Nona Jurczak, mantan pemiliknya, mengatakan dia masih berjuang untuk menyatukan kenangan bahagia dan biasa tentang rumah tersebut dengan masa lalunya yang mengerikan.
Mengenang masa-masa keluarganya di sana, dia tiba-tiba terdiam: “Saya khawatir saya terdengar seperti Ms. Höss,” katanya, mengacu pada istri komandan, Hedwig Höss. Dalam film tersebut, Ms. Höss bercerita tentang rumahnya di Polandia sebagai “surga” dan ditampilkan mencoba mantel bulu yang dicuri dari seorang tahanan yang dikirim untuk dibantai oleh suaminya.
Istri komandan, Ibu Jurczak memutuskan setelah menonton film tersebut, “mungkin lebih buruk dari suaminya,” karena ketidakpeduliannya terhadap penderitaan manusia.
Sambil menunggu eksekusi di penjara Polandia setelah perang, Tuan Höss, mantan komandan, menulis sebuah otobiografi yang digambarkan oleh Primo Levi, penulis Italia dan penyintas Auschwitz, sebagai karya “pejabat menjemukan” yang “berkembang selangkah demi selangkah menjadi salah satu penjahat terbesar dalam sejarah.”

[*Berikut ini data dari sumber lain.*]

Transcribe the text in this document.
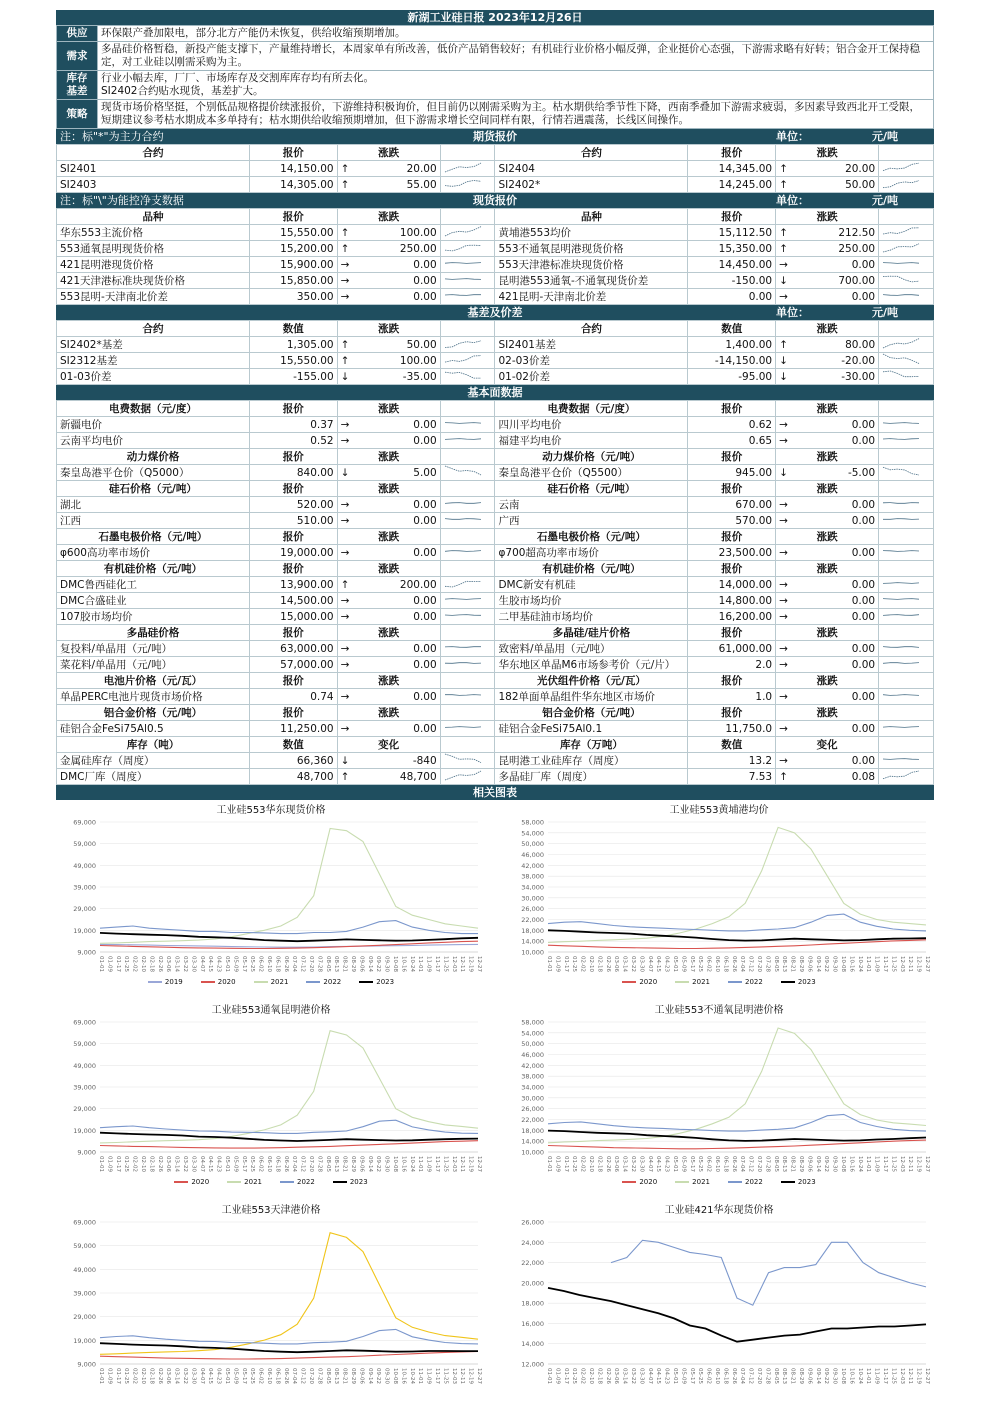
新湖工业硅日报 2023年12月26日
供应	环保限产叠加限电，部分北方产能仍未恢复，供给收缩预期增加。
需求	多晶硅价格暂稳，新投产能支撑下，产量维持增长，本周家单有所改善，低价产品销售较好；有机硅行业价格小幅反弹，企业挺价心态强，下游需求略有好转；铝合金开工保持稳定，对工业硅以刚需采购为主。
库存
基差	行业小幅去库，厂厂、市场库存及交割库库存均有所去化。
SI2402合约贴水现货，基差扩大。
策略	现货市场价格坚挺，个别低品规格提价续涨报价，下游维持积极询价，但目前仍以刚需采购为主。枯水期供给季节性下降，西南季叠加下游需求疲弱，多因素导致西北开工受限，短期建议参考枯水期成本多单持有；枯水期供给收缩预期增加，但下游需求增长空间同样有限，行情若遇震荡，长线区间操作。
注：标"*"为主力合约	期货报价	单位：	元/吨
合约	报价	涨跌			合约	报价	涨跌		
SI2401	14,150.00	↑	20.00		SI2404	14,345.00	↑	20.00	
SI2403	14,305.00	↑	55.00		SI2402*	14,245.00	↑	50.00	
注：标"\"为能控净支数据	现货报价	单位：	元/吨
品种	报价	涨跌			品种	报价	涨跌		
华东553主流价格	15,550.00	↑	100.00		黄埔港553均价	15,112.50	↑	212.50	
553通氧昆明现货价格	15,200.00	↑	250.00		553不通氧昆明港现货价格	15,350.00	↑	250.00	
421昆明港现货价格	15,900.00	→	0.00		553天津港标准块现货价格	14,450.00	→	0.00	
421天津港标准块现货价格	15,850.00	→	0.00		昆明港553通氧-不通氧现货价差	-150.00	↓	700.00	
553昆明-天津南北价差	350.00	→	0.00		421昆明-天津南北价差	0.00	→	0.00	
基差及价差	单位：	元/吨
合约	数值	涨跌			合约	数值	涨跌		
SI2402*基差	1,305.00	↑	50.00		SI2401基差	1,400.00	↑	80.00	
SI2312基差	15,550.00	↑	100.00		02-03价差	-14,150.00	↓	-20.00	
01-03价差	-155.00	↓	-35.00		01-02价差	-95.00	↓	-30.00	
基本面数据
电费数据（元/度）	报价	涨跌			电费数据（元/度）	报价	涨跌		
新疆电价	0.37	→	0.00		四川平均电价	0.62	→	0.00	
云南平均电价	0.52	→	0.00		福建平均电价	0.65	→	0.00	
动力煤价格	报价	涨跌			动力煤价格（元/吨）	报价	涨跌		
秦皇岛港平仓价（Q5000）	840.00	↓	5.00		秦皇岛港平仓价（Q5500）	945.00	↓	-5.00	
硅石价格（元/吨）	报价	涨跌			硅石价格（元/吨）	报价	涨跌		
湖北	520.00	→	0.00		云南	670.00	→	0.00	
江西	510.00	→	0.00		广西	570.00	→	0.00	
石墨电极价格（元/吨）	报价	涨跌			石墨电极价格（元/吨）	报价	涨跌		
φ600高功率市场价	19,000.00	→	0.00		φ700超高功率市场价	23,500.00	→	0.00	
有机硅价格（元/吨）	报价	涨跌			有机硅价格（元/吨）	报价	涨跌		
DMC鲁西硅化工	13,900.00	↑	200.00		DMC新安有机硅	14,000.00	→	0.00	
DMC合盛硅业	14,500.00	→	0.00		生胶市场均价	14,800.00	→	0.00	
107胶市场均价	15,000.00	→	0.00		二甲基硅油市场均价	16,200.00	→	0.00	
多晶硅价格	报价	涨跌			多晶硅/硅片价格	报价	涨跌		
复投料/单晶用（元/吨）	63,000.00	→	0.00		致密料/单晶用（元/吨）	61,000.00	→	0.00	
菜花料/单晶用（元/吨）	57,000.00	→	0.00		华东地区单晶M6市场参考价（元/片）	2.0	→	0.00	
电池片价格（元/瓦）	报价	涨跌			光伏组件价格（元/瓦）	报价	涨跌		
单晶PERC电池片现货市场价格	0.74	→	0.00		182单面单晶组件华东地区市场价	1.0	→	0.00	
铝合金价格（元/吨）	报价	涨跌			铝合金价格（元/吨）	报价	涨跌		
硅铝合金FeSi75Al0.5	11,250.00	→	0.00		硅铝合金FeSi75Al0.1	11,750.0	→	0.00	
库存（吨）	数值	变化			库存（万吨）	数值	变化		
金属硅库存（周度）	66,360	↓	-840		昆明港工业硅库存（周度）	13.2	→	0.00	
DMC厂库（周度）	48,700	↑	48,700		多晶硅厂库（周度）	7.53	↑	0.08	
相关图表
工业硅553华东现货价格
9,000
19,000
29,000
39,000
49,000
59,000
69,000
01-01 01-09 01-17 01-25 02-02 02-10 02-18 02-26 03-06 03-14 03-22 03-30 04-07 04-15 04-23 05-01 05-09 05-17 05-25 06-02 06-10 06-18 06-26 07-04 07-12 07-20 07-28 08-05 08-13 08-21 08-29 09-06 09-14 09-22 09-30 10-08 10-16 10-24 11-01 11-09 11-17 11-25 12-03 12-11 12-19 12-27
2019	2020	2021	2022	2023
工业硅553黄埔港均价
10,000
14,000
18,000
22,000
26,000
30,000
34,000
38,000
42,000
46,000
50,000
54,000
58,000
01-01 01-09 01-17 01-25 02-02 02-10 02-18 02-26 03-06 03-14 03-22 03-30 04-07 04-15 04-23 05-01 05-09 05-17 05-25 06-02 06-10 06-18 06-26 07-04 07-12 07-20 07-28 08-05 08-13 08-21 08-29 09-06 09-14 09-22 09-30 10-08 10-16 10-24 11-01 11-09 11-17 11-25 12-03 12-11 12-19 12-27
2020	2021	2022	2023
工业硅553通氧昆明港价格
9,000
19,000
29,000
39,000
49,000
59,000
69,000
01-01 01-09 01-17 01-25 02-02 02-10 02-18 02-26 03-06 03-14 03-22 03-30 04-07 04-15 04-23 05-01 05-09 05-17 05-25 06-02 06-10 06-18 06-26 07-04 07-12 07-20 07-28 08-05 08-13 08-21 08-29 09-06 09-14 09-22 09-30 10-08 10-16 10-24 11-01 11-09 11-17 11-25 12-03 12-11 12-19 12-27
2020	2021	2022	2023
工业硅553不通氧昆明港价格
10,000
14,000
18,000
22,000
26,000
30,000
34,000
38,000
42,000
46,000
50,000
54,000
58,000
01-01 01-09 01-17 01-25 02-02 02-10 02-18 02-26 03-06 03-14 03-22 03-30 04-07 04-15 04-23 05-01 05-09 05-17 05-25 06-02 06-10 06-18 06-26 07-04 07-12 07-20 07-28 08-05 08-13 08-21 08-29 09-06 09-14 09-22 09-30 10-08 10-16 10-24 11-01 11-09 11-17 11-25 12-03 12-11 12-19 12-27
2020	2021	2022	2023
工业硅553天津港价格
9,000
19,000
29,000
39,000
49,000
59,000
69,000
01-01 01-09 01-17 01-25 02-02 02-10 02-18 02-26 03-06 03-14 03-22 03-30 04-07 04-15 04-23 05-01 05-09 05-17 05-25 06-02 06-10 06-18 06-26 07-04 07-12 07-20 07-28 08-05 08-13 08-21 08-29 09-06 09-14 09-22 09-30 10-08 10-16 10-24 11-01 11-09 11-17 11-25 12-03 12-11 12-19 12-27
工业硅421华东现货价格
12,000
14,000
16,000
18,000
20,000
22,000
24,000
26,000
01-01 01-09 01-17 01-25 02-02 02-10 02-18 02-26 03-06 03-14 03-22 03-30 04-07 04-15 04-23 05-01 05-09 05-17 05-25 06-02 06-10 06-18 06-26 07-04 07-12 07-20 07-28 08-05 08-13 08-21 08-29 09-06 09-14 09-22 09-30 10-08 10-16 10-24 11-01 11-09 11-17 11-25 12-03 12-11 12-19 12-27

Rumah tempat tinggal Tuan Höss dibangun antara dua perang besar abad terakhir oleh seorang perwira militer Polandia yang bertugas di kamp tentara yang berdekatan, yang direbut oleh Nazi setelah invasi mereka ke Polandia pada tahun 1939 dan diubah menjadi pabrik pemusnahan. Setidaknya 1,1 juta pria, wanita dan anak-anak dibunuh di sana, sebagian besar di kamar gas.
Direbut oleh SS sebagai rumah komandan Auschwitz, yang mengubah nomor jalan menjadi 88, kode numerik untuk Heil Hitler, rumah tersebut dikembalikan ke pemilik aslinya setelah perang dan kemudian dijual kepada keluarga suami Tuan Jurczak, yang memilikinya sampai tahun lalu.
Mr Cywinski, direktur museum Auschwitz-Birkanau, mengatakan dia sangat ingin bekerja dengan Proyek Kontra Ekstremisme, dalam upayanya memerangi ekstremisme.
Ekstremisme, katanya, “sayangnya bukanlah penyakit mental; ini adalah sebuah metode” yang mengeksploitasi perasaan frustrasi yang tersebar luas.
Orang biasa dengan ambisi biasa, tambahnya, bisa berubah menjadi monster.
Bapak Höss, katanya, “adalah ayah yang luar biasa bagi anak-anaknya dan, pada saat yang sama, merupakan penyelenggara utama pembunuhan paling brutal dalam sejarah dunia.”
Anatol Magdziarz menyumbangkan laporan dari Warsawa.